Usually if someone’s emotions are on tracks, they’re that of a roller coaster. Not me. My emotions are on train tracks.
It seems that many people that are TTC have major highs and lows that go along with their ride, but for me, it’s been pretty steady. I do want to mention that this is in no way a judgement of people who are on a roller coaster, but simply an observation of my experience. My philosophy is very much “to each his/her own” and I know that there is no “right” or “wrong” way to feel about the mild-to-wild ride of TTC. I just have been pleasantly surprised that I haven’t been too hard on myself, and haven’t had my heart broken (yet) by what I know will ultimately boil down to my own expectations.

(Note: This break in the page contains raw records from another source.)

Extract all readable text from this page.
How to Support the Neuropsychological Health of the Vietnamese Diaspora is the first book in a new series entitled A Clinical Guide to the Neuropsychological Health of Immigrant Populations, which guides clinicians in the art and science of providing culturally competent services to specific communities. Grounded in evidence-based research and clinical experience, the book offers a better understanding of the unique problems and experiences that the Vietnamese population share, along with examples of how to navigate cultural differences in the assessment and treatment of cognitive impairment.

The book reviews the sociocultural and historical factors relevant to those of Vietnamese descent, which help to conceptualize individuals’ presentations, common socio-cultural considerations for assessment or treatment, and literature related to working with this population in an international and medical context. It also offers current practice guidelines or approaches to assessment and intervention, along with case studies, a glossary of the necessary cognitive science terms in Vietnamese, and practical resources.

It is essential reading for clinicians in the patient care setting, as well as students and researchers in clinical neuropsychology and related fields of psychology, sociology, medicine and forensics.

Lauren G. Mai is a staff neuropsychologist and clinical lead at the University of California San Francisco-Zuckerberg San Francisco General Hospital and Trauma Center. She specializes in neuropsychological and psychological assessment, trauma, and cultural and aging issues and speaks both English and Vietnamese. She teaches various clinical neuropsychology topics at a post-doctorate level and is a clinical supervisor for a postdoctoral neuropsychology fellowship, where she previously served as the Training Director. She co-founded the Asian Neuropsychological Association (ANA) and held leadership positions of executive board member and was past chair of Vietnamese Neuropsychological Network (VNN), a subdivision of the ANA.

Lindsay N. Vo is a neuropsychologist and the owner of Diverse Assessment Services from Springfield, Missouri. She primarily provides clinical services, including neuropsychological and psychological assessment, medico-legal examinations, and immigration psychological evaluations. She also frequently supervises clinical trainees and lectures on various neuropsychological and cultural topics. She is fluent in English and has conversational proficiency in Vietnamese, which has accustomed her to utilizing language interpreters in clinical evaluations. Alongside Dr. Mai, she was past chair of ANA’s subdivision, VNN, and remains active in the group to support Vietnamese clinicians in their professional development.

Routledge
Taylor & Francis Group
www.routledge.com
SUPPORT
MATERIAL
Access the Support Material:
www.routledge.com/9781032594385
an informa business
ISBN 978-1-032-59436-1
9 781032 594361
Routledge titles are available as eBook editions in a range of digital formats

The thing that I think has kept me on a pretty level track is that I knew going into TTC that it was likely that I would have issues. I was diagnosed with PCOS a little late in the game- a lot of girls find out when they’re teens that they have this syndrome, but I was in my mid 20’s before I had an understanding of what was going on. I had never had a regular cycle, but instead of finding out or explaining why when I was 18, my doctor just suggested birth control. I was on BC for almost 10 years before I quit taking it 6 months prior to TTC. Even though I was on BC and would more-often-than-not use a second form of protection, missed/late periods frequently sent me into a frenzy, thinking maybe I was PG. It wasn’t until the last year or two, when I knew that I would be trying to get my baby maker in shape, that I really found out how it affected my hormones and fertility.
I can imagine that some women might have their first pregnancy test experience when they are hoping for a positive, but I have been on that train for a while. Waiting for the morning to test and the two minutes for the thing to process is more like a bumpy patch of tracks, not the nerve-wracking click-click-click climb up a hill. Now when I get a negative, it’s more like a bend in the tracks instead of a giant drop on a roller coaster. Even though I’m now hoping for a positive, I’ve crossed my fingers for, and got, that negative so many times that it doesn’t really carry that big of a sting. My only real anticipation is knowing if I’m testing at the right time… I never (and fear that I will never) know when I’m ovulating. I still get days where I have “a case of the sads” where I feel like maybe it’s not going to happen for me. Since I started out knowing that maybe it wouldn’t, it seems that it doesn’t hit me as hard. I can only imagine how hard it would have been to find out about these issues after we’d been trying, unsuccessfully, to get knocked up.
Since we started trying I’ve had my best friend give birth to her first, and four other close friends announce their pregnancies, and my train has kept chugging along, no stops or drops or delays. I’m genuinely happy and excited for all of my pals, and want to be a part of their joy. It may be that we’re still in our first year of trying (we’re going into month 10), but seeing ultrasounds and swollen bellies hasn’t gotten to me yet. Did it make me do a double take when other people say they were getting worried when it took 3 months to get pregnant? Sure, a little. But I know that if I had gotten pregnant right away I would have been as excited as they are. I also have friends that I know have been on their own personal roller coasters with high highs and low lows for years and suffered losses that I have yet to experience, so their pregnancies are like a little bit of light at the end of the tunnel.
I feel like my train is leading to an amusement park, that my TTC journey is my husband and I together, waiting til our stop to get off at the station and get on a roller coaster. We know what to expect with my PCOS and the related diet and lifestyle changes. A pregnancy will be the trill-ride.